Tutorial
Day 129 of 365

Linking Your First Turns — From Falling Leaf to Real Riding

Linking turns is the moment snowboarding clicks. You stop "sliding down the hill" and start "riding the hill." Almost universally, it happens on day 3 of a beginner's first trip — the famous breakthrough day.

What a Turn Actually Is

A turn is rolling the board from one edge to the other. Heelside, flat board, toeside. The transition through "flat" is where the board accelerates briefly and then re-engages on the new edge. That moment of flat-base acceleration is what scares beginners — but it's also the magic.

The Linking-Turns Drill

  1. Start on heelside, falling leaf zig-zagging slowly downhill.
  2. Lead with the front shoulder, hand, and knee toward toeside. Point them downhill, then across to your toe edge.
  3. Let the board flatten beneath you.

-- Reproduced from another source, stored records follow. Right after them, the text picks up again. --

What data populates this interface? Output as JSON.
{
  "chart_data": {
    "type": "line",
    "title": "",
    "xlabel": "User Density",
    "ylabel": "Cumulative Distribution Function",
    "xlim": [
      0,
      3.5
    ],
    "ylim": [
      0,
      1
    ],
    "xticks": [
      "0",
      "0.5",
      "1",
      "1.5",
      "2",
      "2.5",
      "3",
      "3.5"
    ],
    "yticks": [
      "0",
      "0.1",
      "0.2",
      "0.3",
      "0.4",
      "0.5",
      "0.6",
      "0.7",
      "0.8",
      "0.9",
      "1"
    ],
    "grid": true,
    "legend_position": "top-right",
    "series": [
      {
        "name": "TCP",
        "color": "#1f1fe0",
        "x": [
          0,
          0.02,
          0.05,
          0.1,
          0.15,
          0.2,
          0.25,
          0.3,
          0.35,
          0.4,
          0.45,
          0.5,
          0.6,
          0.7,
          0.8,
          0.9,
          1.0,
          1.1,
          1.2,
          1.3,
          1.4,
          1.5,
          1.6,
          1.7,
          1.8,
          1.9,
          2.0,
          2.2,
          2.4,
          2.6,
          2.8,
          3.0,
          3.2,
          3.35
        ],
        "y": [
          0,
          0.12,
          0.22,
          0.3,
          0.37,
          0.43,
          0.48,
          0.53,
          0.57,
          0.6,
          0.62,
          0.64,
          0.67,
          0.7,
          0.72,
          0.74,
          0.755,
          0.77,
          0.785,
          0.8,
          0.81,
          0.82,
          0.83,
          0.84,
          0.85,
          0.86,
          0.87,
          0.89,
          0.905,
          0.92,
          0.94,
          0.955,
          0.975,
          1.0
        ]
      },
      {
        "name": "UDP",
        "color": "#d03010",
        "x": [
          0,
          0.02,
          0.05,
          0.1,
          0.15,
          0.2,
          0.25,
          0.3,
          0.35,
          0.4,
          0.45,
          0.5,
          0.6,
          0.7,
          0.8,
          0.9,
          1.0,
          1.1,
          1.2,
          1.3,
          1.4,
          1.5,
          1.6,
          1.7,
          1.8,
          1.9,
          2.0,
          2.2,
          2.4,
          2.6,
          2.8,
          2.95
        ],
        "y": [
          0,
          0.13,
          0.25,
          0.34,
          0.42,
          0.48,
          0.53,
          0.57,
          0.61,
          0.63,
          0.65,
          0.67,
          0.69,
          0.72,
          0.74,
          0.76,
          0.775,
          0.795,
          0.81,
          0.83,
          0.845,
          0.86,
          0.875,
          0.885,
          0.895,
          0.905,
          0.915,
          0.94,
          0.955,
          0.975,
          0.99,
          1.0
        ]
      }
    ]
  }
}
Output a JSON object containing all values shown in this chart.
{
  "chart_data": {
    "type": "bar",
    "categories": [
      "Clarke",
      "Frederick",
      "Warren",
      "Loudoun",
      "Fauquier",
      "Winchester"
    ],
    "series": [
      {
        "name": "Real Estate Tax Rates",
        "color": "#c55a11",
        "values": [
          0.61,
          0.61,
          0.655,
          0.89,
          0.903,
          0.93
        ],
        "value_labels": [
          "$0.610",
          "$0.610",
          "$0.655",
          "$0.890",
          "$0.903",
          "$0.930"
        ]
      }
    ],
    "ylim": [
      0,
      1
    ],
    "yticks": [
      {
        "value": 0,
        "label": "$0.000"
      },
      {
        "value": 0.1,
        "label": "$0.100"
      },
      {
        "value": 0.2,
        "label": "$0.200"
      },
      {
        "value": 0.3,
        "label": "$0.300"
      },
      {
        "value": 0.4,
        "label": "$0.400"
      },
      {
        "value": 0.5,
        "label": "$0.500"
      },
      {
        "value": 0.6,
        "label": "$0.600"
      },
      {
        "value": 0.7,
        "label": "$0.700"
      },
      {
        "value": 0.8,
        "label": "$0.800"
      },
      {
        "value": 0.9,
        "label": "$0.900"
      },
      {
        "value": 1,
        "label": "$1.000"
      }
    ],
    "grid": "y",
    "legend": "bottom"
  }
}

It accelerates — that's normal.
  4. The board rolls onto its toe edge. Lift heels, bend knees, look uphill.
  5. Once stable on toes, lead the front side back to heelside.
  6. Repeat.

The Most Common Failure

Hesitating in the flat-base middle. The board needs commitment from one edge to the other. Hesitate and you catch the new edge wrong. The mantra: "look where you want to go, the board follows." Front hand pointing where you want to go beats every other cue.